Several prominent universities have all been hit with claims under the Employee Retirement Income Security Act (ERISA) recently. Specifically, New York University, the Massachusetts Institute of Technology, Yale University, Duke University, the University of Pennsylvania, Johns Hopkins University, and Vanderbilt University all face proposed class actions accusing the schools of causing retirement plan participants to pay millions of dollars in excessive fees.
In the similar suits, beneficiaries alleged that the institutions, as employee retirement plan sponsors, breached their fiduciary duty under the ERISA by causing plan participants to pay excessive fees for record keeping, administrative and investment services of the plans.
The complaints also similarly allege that each school improperly selected and retained numerous high-cost and poor-performing investment options as compared to available alternatives, which substantially reduced the retirement assets of the employees and retirees.
The firm representing Plaintiffs and proposing to be lead counsel, Schlichter Bogard & Denton, successfully appealed a case last year involving retirement plan fees to the U.S. Supreme Court, Tibble v. Edison International, which is currently pending. The types of plans involved differ slightly with MIT offering its employees a 401(k), while the others offer their employees 403(b) plans, which are retirement plans for certain employees of public schools or nonprofit corporations or organizations. Jerry Schlichter of Schlichter Bogard & Denton, said his clients have the same rights to build retirement assets as corporate employees. He said in a statement:
The universities don’t have high-priced retail mutual funds in their billion-dollar endowments, yet they have high-priced retail funds in their employees’ retirement plans. This is diminishing their employees’ and retirees’ retirement savings.

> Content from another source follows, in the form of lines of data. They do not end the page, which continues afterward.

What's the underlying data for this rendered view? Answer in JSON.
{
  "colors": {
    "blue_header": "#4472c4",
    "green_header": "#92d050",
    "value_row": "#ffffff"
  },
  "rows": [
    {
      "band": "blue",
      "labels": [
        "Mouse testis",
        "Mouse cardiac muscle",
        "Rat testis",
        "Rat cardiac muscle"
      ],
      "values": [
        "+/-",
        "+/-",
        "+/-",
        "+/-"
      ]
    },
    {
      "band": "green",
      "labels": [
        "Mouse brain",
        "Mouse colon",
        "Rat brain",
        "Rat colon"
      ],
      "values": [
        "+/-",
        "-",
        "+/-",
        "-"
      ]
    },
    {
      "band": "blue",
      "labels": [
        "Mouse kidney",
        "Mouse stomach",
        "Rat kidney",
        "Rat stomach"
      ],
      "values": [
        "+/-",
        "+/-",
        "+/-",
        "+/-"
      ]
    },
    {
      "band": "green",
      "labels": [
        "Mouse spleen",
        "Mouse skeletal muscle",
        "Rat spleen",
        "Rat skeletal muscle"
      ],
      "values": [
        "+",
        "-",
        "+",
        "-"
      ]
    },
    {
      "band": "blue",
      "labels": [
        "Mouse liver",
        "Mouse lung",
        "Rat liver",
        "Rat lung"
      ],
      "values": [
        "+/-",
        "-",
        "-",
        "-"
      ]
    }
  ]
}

The Plaintiffs claim in all of the cases that had the schools adhered to their fiduciary monitoring duties, the plans would not have suffered the alleged losses. It’s alleged that, as a direct result of the breaches of fiduciary duty alleged herein, “the plans, the Plaintiffs and the other class members lost tens of millions of dollars of retirement savings.” In the case of MIT, the complaint against that school also alleges that MIT has retained Fidelity Investments as record-keeper for nearly two decades without a competitive bidding process. The fact that Fidelity Investment CEO Abigail Johnson is also a member of the Board of Trustees for MIT, according to the complaint, shows the school and the company share an overly close relationship.